THE COUNTRY GENTLEMEN TRIBUTE BAND
"Yesterday And Tomorrow"
The Country Gentlemen Tribute Band a été créé par Bill Yates (ancien contrebassiste des Country Gentlemen) peu après le décès de Charlie Waller en 2004. Cette formation s’appuie essentiellement sur la voix de son guitariste, Mike Phipps, proche de celle de Waller. Leurs deux premiers albums ne comprenaient que des titres déjà enregistrés par les Country Gentlemen. Il n’y en a que quatre dans Yesterday & Tomorrow et c’est tant mieux car les reprises ne valent jamais les originaux. Teach Your Children, Sea of Heartbreak et God’s Coloring Book (seul titre chanté par le mandoliniste David Propst) sont moins dynamiques et pêchent par les harmonies vocales moins affirmées, moins précises. Pour le reste le groupe est allé chercher des titres que les Gentlemen auraient pu enregistrer: A Fool Such As I (Hank Snow), One Tin Soldier qui fut repris par plusieurs groupes bluegrass modernes des années 70 et une version instrumentale de Riders In The Sky que Lynwood Lunsford (ancien banjoïste de James King, Jimmy Martin et Lost & Found) joue dans le style de Bill Emerson.
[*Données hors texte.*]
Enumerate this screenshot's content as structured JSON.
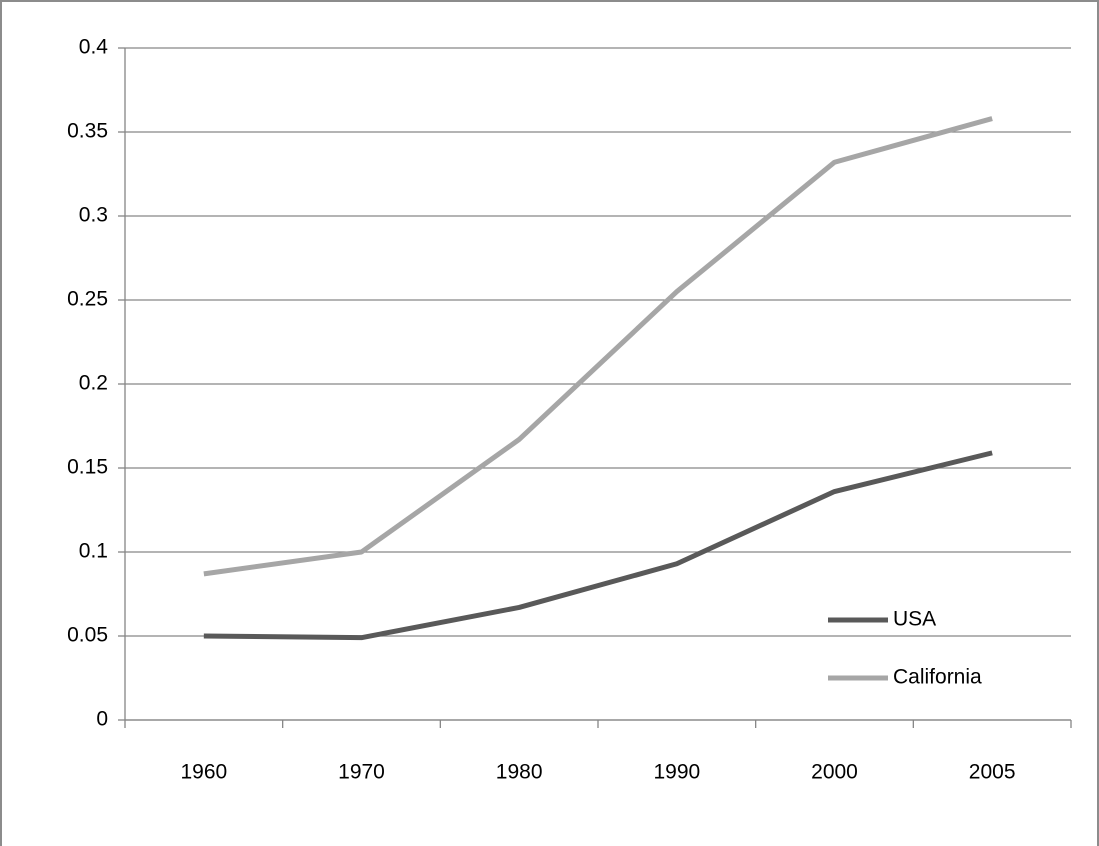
{
  "chart_data": {
    "type": "line",
    "categories": [
      "1960",
      "1970",
      "1980",
      "1990",
      "2000",
      "2005"
    ],
    "series": [
      {
        "name": "USA",
        "color": "#595959",
        "values": [
          0.05,
          0.049,
          0.067,
          0.093,
          0.136,
          0.159
        ]
      },
      {
        "name": "California",
        "color": "#a6a6a6",
        "values": [
          0.087,
          0.1,
          0.167,
          0.255,
          0.332,
          0.358
        ]
      }
    ],
    "ylim": [
      0,
      0.4
    ],
    "yticks": [
      0,
      0.05,
      0.1,
      0.15,
      0.2,
      0.25,
      0.3,
      0.35,
      0.4
    ],
    "grid": true
  }
}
Le répertoire original tente aussi d’évoquer autant que possible les authentiques Gentlemen: rien que le titre Miner’s Child (écrit par Probst) évoque Mother of a Miner’s Child. Lunsford a composé Eddie’s Swing qui est une bonne évocation du style de Eddie Adcock. Mais il y a trop de chansons countrygrass avec énormément de dobro (l’ex-Quicksilver Darren Beachley ou Geoff Gay selon les titres) et dans lesquelles Phipps accentue le côté plaintif de sa voix au point que ses interprétations relèvent souvent plus de la parodie que de l’imitation. En bref, préférez les originaux.